Developing a numerical model of frost boils dynamics.

The research was initiated as a part of biocomplexity project, which investigates cryoturbation in continuous permafrost regions in the Arctic. The project explores influence of climate (mean annual and summer temperatures, and snow cover depth and density), vegetation layer composition and physical properties, soil textures and moisture content on evolution of frost boils. The work deals with analysis of temperature regimes and moisture distribution and dynamics during seasonal cycles of freezing and thawing. The research focuses on the development of a computational approach to the study of frost boils as a self-organized system. The model is calibrated using temperature and moisture content data collected from a field experiment at two study sites. A thermo-mechanical model of the frost boil phenomena based on principles of macroscopic thermodynamics and continuum mechanics will be presented. The model includes the energy and mass conservation equations, continuity equation, the Clausius-Claiperon equation, and an empirical formula which relates unfrozen water content to temperature.
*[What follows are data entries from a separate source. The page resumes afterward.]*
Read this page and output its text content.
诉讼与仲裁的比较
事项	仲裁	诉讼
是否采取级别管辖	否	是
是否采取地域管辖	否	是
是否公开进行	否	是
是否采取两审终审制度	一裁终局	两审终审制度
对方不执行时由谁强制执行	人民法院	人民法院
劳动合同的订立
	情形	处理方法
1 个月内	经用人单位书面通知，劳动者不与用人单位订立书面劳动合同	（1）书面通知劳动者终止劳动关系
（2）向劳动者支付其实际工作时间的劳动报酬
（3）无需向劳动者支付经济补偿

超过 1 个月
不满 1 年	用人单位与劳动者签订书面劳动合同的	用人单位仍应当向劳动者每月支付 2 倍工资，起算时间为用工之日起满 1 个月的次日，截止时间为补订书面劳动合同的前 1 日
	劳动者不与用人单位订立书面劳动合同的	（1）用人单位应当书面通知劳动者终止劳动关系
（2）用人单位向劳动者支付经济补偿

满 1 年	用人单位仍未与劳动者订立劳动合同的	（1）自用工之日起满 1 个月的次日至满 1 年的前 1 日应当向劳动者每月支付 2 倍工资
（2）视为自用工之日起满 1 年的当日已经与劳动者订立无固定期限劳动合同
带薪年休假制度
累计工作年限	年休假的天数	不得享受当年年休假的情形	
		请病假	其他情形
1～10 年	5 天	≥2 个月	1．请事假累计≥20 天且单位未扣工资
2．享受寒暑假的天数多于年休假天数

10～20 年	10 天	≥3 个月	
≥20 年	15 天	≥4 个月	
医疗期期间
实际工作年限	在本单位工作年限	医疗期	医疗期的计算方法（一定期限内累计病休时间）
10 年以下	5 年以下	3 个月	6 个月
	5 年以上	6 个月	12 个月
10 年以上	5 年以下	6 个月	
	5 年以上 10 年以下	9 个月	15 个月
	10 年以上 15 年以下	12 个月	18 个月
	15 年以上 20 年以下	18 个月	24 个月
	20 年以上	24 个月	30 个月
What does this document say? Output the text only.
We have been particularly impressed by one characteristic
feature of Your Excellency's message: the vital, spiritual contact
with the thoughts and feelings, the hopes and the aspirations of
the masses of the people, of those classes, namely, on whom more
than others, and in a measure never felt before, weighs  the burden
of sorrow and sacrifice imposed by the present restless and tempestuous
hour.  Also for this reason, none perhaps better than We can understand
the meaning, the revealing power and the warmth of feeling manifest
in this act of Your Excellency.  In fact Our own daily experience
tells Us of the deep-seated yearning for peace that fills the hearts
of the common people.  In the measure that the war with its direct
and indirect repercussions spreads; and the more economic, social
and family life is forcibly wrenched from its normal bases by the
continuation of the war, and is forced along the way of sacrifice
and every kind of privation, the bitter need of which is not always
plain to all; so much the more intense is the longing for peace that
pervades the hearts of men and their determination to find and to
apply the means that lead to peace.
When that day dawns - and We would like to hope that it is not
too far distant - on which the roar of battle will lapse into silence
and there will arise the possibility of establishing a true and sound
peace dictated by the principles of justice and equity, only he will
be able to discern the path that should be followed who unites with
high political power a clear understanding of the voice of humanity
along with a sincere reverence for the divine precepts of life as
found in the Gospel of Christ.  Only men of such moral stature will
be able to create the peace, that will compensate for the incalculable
The complete system is reduced to a computationally convenient set of coupled equations for temperature, pore water pressure and porosity in a two-dimensional domain. A finite element method and an implicit scheme in time were utilized to construct a non-linear system of equations, which was solved iteratively. The model describes dynamics of frost boils and helps to explain geometric form and size of distinctly visible patterned ground north of the Alaska's Brook Range.